Les villes minutieusement croquées d’Antoine Claes

L’artiste, qui échappe à toute tentative de classement ou de catégorisation, sonde l’espace à la galerie Cheriff Tabet* avec des compositions tranchées aux couleurs nocturnes.

« Lebanese Museum », d’Antoine Claes.

Lorsque Antoine Claes était enfant à Montréal au début des années 1970, il n’avait aucune intention réelle de devenir peintre. Le monde de l’art était encore une pensée lointaine, il affectionnait la photographie, le dessin, s’est même essayé à la poésie et à la philosophie, a traversé une période mystique pour finalement retourner vers son ultime croyance, celle qu’il voue à l’être humain. Après avoir accompli ses études dans un collège spécialisé en art, il intègre une école de design industriel en Belgique pour une période d’une année seulement : « J’avais beaucoup de mal avec les matières scientifiques », dit-il. Il terminera son parcours et sa spécialisation à l’Université de Concordia à Montréal. « Je faisais de la peinture en dilettante. J’exécutais des peintures murales, j’étais très à l’aise, j’avais une grande facilité à dessiner et prenais beaucoup de plaisir. » 


Fouiller l’invisible

S’il consacre à la peinture l’essentiel de sa production, Antoine Claes n’en pratique pas moins la photographie, interrogeant ces deux modes au rapport de leurs qualités matérielles, de leurs potentialités spatiotemporelles et de leurs interactions plastiques.
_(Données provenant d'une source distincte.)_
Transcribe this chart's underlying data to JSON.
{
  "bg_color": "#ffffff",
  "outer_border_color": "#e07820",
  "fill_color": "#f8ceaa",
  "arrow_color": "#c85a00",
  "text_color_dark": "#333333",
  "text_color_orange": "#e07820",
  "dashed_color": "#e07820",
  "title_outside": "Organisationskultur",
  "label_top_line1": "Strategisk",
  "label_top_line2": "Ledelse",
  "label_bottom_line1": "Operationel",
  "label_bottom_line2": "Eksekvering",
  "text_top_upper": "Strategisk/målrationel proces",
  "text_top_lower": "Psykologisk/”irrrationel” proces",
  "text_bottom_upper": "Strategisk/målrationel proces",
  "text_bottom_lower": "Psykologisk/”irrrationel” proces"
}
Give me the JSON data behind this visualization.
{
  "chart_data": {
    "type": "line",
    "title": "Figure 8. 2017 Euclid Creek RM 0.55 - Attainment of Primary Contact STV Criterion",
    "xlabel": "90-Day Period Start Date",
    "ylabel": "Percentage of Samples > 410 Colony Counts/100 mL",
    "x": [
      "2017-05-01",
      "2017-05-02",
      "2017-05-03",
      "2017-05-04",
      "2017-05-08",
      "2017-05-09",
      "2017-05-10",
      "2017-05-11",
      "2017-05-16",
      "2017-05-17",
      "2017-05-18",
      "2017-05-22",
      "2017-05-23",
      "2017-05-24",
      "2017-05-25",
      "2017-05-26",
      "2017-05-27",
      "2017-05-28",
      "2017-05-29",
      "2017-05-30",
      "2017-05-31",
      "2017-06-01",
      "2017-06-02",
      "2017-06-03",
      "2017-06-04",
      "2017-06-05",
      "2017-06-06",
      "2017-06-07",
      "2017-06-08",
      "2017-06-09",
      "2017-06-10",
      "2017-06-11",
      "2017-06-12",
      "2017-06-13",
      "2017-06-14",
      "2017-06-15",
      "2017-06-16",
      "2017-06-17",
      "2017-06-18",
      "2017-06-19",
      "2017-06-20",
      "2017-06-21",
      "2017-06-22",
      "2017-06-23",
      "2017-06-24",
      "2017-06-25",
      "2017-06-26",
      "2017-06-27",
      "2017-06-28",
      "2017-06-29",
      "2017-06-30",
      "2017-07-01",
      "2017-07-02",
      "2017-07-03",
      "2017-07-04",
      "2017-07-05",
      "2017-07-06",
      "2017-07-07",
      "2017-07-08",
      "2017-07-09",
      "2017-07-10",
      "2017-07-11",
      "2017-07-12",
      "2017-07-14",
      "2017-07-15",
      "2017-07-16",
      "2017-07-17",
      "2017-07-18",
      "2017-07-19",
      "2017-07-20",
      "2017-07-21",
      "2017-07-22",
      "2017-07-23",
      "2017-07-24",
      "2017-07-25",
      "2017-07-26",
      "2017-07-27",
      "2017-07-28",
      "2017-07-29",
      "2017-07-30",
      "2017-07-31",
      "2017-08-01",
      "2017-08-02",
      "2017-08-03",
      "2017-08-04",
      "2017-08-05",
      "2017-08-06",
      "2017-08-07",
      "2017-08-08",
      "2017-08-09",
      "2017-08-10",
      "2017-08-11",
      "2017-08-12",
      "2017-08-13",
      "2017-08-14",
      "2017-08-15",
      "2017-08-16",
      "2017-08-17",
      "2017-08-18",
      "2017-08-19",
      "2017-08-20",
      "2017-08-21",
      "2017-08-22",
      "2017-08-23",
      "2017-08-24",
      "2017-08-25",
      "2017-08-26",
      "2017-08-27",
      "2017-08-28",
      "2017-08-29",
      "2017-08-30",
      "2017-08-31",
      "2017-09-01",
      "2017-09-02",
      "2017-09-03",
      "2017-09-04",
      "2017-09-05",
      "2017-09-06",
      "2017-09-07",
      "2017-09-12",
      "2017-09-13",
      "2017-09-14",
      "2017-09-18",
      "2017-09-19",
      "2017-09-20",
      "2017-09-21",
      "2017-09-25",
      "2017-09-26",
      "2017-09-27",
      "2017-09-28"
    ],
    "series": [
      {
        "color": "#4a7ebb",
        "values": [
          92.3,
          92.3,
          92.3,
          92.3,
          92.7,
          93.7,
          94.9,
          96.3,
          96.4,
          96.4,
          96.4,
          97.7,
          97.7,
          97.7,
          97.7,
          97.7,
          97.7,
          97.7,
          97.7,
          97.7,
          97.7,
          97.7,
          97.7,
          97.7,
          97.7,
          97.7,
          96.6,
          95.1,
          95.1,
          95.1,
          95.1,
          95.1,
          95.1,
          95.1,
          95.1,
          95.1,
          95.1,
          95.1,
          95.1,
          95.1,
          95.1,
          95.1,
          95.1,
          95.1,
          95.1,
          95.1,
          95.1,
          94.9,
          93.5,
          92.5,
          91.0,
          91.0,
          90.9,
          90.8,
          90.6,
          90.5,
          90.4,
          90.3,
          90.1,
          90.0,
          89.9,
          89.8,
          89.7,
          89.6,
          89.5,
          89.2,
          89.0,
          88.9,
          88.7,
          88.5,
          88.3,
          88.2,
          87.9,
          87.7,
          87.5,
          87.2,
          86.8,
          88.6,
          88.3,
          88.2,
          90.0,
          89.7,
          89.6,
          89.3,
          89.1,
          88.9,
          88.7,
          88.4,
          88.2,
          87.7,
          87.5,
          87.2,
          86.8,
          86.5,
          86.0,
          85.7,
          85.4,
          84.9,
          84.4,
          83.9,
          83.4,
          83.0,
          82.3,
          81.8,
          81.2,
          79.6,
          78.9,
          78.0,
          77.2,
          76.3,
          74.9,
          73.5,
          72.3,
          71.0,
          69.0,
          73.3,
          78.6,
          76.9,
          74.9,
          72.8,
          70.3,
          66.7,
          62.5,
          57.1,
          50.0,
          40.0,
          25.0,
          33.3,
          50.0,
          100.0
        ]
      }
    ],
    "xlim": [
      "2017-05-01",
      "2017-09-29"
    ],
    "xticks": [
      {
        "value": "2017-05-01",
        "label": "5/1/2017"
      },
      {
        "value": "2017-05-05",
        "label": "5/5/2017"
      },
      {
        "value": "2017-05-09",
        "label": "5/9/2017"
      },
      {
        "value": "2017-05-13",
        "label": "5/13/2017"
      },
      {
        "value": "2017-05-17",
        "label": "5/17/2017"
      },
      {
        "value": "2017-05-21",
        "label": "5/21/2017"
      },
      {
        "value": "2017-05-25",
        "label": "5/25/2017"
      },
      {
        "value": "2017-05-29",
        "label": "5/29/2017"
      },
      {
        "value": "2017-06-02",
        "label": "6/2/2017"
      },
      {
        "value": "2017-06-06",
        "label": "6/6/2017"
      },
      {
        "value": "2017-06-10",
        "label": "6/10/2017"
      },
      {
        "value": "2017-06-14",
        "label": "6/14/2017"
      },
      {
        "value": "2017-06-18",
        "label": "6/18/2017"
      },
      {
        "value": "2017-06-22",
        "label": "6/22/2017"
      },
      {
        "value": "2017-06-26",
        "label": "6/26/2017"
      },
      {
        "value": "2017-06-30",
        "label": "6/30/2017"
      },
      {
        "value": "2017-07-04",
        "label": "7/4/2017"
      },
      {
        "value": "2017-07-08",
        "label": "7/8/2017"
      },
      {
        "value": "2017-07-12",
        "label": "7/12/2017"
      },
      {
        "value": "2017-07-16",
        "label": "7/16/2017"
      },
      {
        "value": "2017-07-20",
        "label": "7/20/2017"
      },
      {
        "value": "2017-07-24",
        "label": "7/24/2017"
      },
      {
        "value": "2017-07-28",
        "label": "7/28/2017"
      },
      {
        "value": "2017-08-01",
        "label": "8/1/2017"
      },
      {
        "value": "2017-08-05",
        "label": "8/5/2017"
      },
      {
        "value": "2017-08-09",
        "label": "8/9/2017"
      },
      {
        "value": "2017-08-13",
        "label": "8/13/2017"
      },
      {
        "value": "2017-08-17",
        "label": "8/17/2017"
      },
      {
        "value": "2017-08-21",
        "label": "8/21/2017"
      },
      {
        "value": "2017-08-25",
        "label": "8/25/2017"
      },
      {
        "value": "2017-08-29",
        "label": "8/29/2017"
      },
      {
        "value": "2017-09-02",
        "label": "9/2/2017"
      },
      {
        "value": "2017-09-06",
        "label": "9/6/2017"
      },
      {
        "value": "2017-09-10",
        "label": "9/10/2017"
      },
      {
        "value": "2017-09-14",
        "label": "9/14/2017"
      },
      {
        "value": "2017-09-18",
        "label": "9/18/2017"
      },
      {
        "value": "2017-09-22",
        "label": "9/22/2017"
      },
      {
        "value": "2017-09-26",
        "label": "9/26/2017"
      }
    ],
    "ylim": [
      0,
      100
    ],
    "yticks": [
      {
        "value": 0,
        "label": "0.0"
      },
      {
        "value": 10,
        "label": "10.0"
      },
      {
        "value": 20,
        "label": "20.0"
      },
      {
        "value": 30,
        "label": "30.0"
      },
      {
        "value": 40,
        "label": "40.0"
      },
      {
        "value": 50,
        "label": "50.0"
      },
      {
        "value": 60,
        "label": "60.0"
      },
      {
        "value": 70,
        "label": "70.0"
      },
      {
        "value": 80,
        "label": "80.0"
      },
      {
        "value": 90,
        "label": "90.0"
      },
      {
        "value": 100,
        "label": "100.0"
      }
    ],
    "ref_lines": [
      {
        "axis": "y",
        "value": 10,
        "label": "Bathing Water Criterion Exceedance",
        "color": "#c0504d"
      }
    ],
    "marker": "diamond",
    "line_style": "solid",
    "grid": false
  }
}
La photographie, « humble servante », se transforme en souveraine technique pour fouiller l’invisible et tout ce qui échapperait non à la vue mais au regard. Elle devient avec Antoine Claes l’auxiliaire de la peinture. C’est à la tombée du jour, quand les ombres nocturnes dessinent la ville, que l’artiste part armé de son appareil photo pour explorer les quartiers industriels et les chantiers abandonnés, tenter de capter le mystère de l’obscurité et de sonder les espaces. « C’est à l’heure où les ouvriers ont rangé leurs matériels et ramassé leurs sueurs et leurs truelles que je deviens ouvrier à leur place », dira t-il. « Mon travail est formaliste, le décor de l’être humain m’interpelle plus que l’homme lui-même et mon regard aime à se poser sur le monde moderne dans son travail. C’est l’objet qui m’intéresse, l’action de l’homme et la trace qu’il laisse. » L’art d’Antoine Claes dégage une sorte de flux énergique qui confère à ses toiles une dynamique vitale, voire organique. Son œuvre se singularise par une rigueur et un réalisme très méthodique dans l’expression des lignes et des aplats, mais n’exclut nullement une certaine dimension poétique et un dramatisme particulier. L’artiste travaille à la spatule industrielle, ce qui accentue l’effet de la matière.


Une fenêtre sur le monde 

À la galerie Cheriff Tabet, l’artiste nous offre tantôt une série de peintures illustrant les villes, à la fois abstraites et chimériques, et tantôt une peinture hyperréaliste et très minutieuse de paysages urbains aux finitions exceptionnelles. Ses créations nous plongent ainsi dans une ambiance mystérieuse qui s’offrent à voir comme des compositions réduites au tracé des lignes qui les composent. « Pour capter le moment, je prends mes photos avec une exposition très lente pour arriver à attraper la lumière qui bouge. » C’est une représentation figurative et abstraite faite de façades, d’édifices et d’ouvertures, un exercice de style pour évoquer la part de création magique qui anime la main de l’homme. Ce n’est pas le sujet en soi qui l’anime mais le traitement artistique que l’on en fait. C’est ainsi que ses fenêtres deviennent matière à réflexion de par le monde infini sur lequel elles s’ouvrent, et ses façades – qu’il travaille avec un logiciel particulier pour en extraire tout le superflu et n’en garder que la structure – sont à mi-chemin entre le dessin et l’architecture. Quand il efface la brique et le ciment, il ne reste plus que la cage, comme la genèse d’une construction. Entre les tuyaux, les canalisations et la fumée qui s’en dégage, son œuvre est comme l’échafaudage d’un univers industriel à la facture très particulière et au symbolisme qui murmure le travail des hommes, en coulisses. 


*Galerie Cheriff Tabet

Entre les temps, Antoine Claes.

Imm. D-Beirut, secteur la Quarantaine.Jusqu’au 11 mai 2018.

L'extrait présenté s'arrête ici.